Simonson noted that a September survey of 1,100 AGC firms found that 83 percent will be seeking to find employees in one or more craft sectors and that 62 percent will be seeking professional or management positions with their firms during 2015. Construction worker pay in Nevada averages $51,400, 20 percent more than all private sector employees in the state.
Brian Bonnenfant, Project Manager for the Center for Regional Studies at the University of Nevada, concurred that the search for employees will be a key issue for Nevada’s construction and non-construction firms in the coming year.
“Since the recession peaked in 2006, we have to replace 22,800 lost jobs,” Bonnenfant said. “That is what is expected to be replaced by the Tesla plant, but there are other jobs creators coming to the market.”
Bonnenfant said the slow but steady job recovery has had one glitch, 31 percent of the area’s jobs have wages that are not keeping up with the rate of inflation.
He said Reno’s image issue is being positively influenced by the Tesla announcement, as well as efforts to get potential businesses “on the ground” to visit the area first-hand.
“Getting them on site, in the community, has really changed their perception of Reno,” he said
While public sector infrastructure should see flat growth in the coming year, three macro issues will be fueling major private construction work nationally in the next 12-18 months, Simonson said.
Multi-family housing will be a growth area as young adults are not buying first homes due to job locations in high-cost urban areas and many are coming out of college with high debt, he said. Lower fertility rates and a generation that is waiting to get married is keeping first-time and move-up buyers out of the single-family housing marketplace.
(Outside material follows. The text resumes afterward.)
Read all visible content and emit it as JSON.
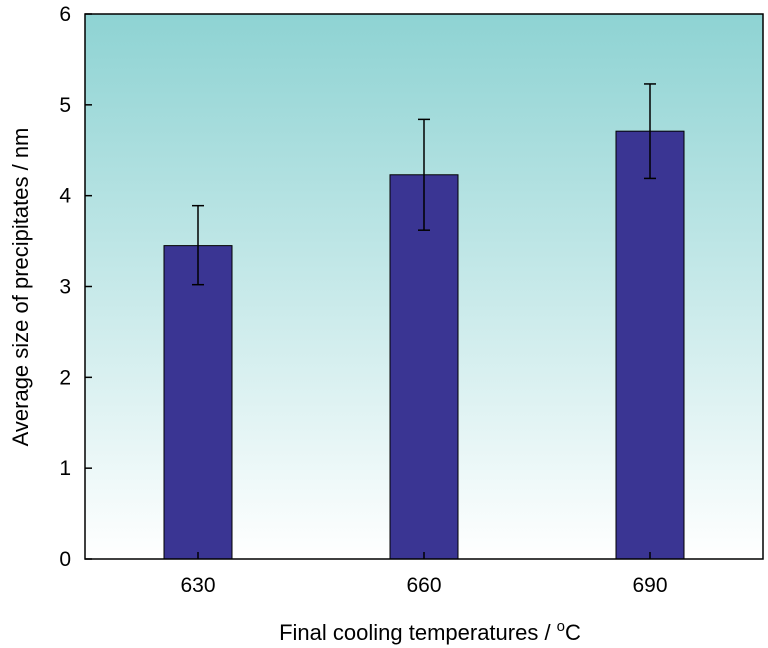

The shale oil boom will continue to fuel jobs in the construction sector nationally with well field preparation, road and pipeline construction projects. The nation will also see more petrochemical plants being built and natural gas power plants as a result of increased national energy production.
Improvements to the Panama Canal to allow it to handle the new class of super cargo ships should spur construction and growth at the West Coast ports of Oakland. Seattle and Long Beach, all improving Nevada’s access to world markets and thus the logistics and warehousing markets, Simonson said.
Nevada is well-positioned to take advantage of these trends, Simonson said. Lodging and data centers are other areas for potential growth in the Silver State and nationally, he added.
Multi-family housing starts are climbing in the Reno area, fueled by the recent construction of student housing around the university district. Sparks is expected to pick up in the multi-family marketplace as the Tesla plant and other jobs in the Reno-Tahoe Industrial Center start to come on line, Bonnenfant said.
Ken Stark and Brad Elgin of Stark & Associates presented the industrial/commercial outlook for 2015.
“Lack of industrial inventory combined with increased demand is driving sales prices,” Elgin said. “A north Reno warehouse that was sold in 2013 for $29 a square foot is now being offered for $48 per square foot.
“From a national standpoint we have gained a lot of attention with the Tesla announcement and the new Amazon facility,” Elgin said. “Expansion from that attention will be reflected in the Reno-Tahoe Industrial Center and Stead. It will also change the face of Northern Nevada industrial expansion to include outlying areas such as Fernley, Dayton and Minden-Gardnerville.”
Office space vacancies have tumbled since a recession high that exceeded 20 percent, Stark said.
The current office vacancy rate in the Reno-Sparks area is slightly above 14 percent and is projected to drop another percent in 2015, he said.
New office construction will be minimal and in Reno isolated to the south Kietzke area and the proposed Rancharrah mixed-use development. Much of the construction work in the office sector will be with tenant improvements and remodels, Stark said.
One factor that could drive office space growth in Reno is the high cost of office space in Northern California. Average prices of $8 a square foot in San Francisco and as much as $4 a square foot in the outlying Bay Area may drive inquiry to Reno, where the average square foot rates is slightly above $1.50, Stark said.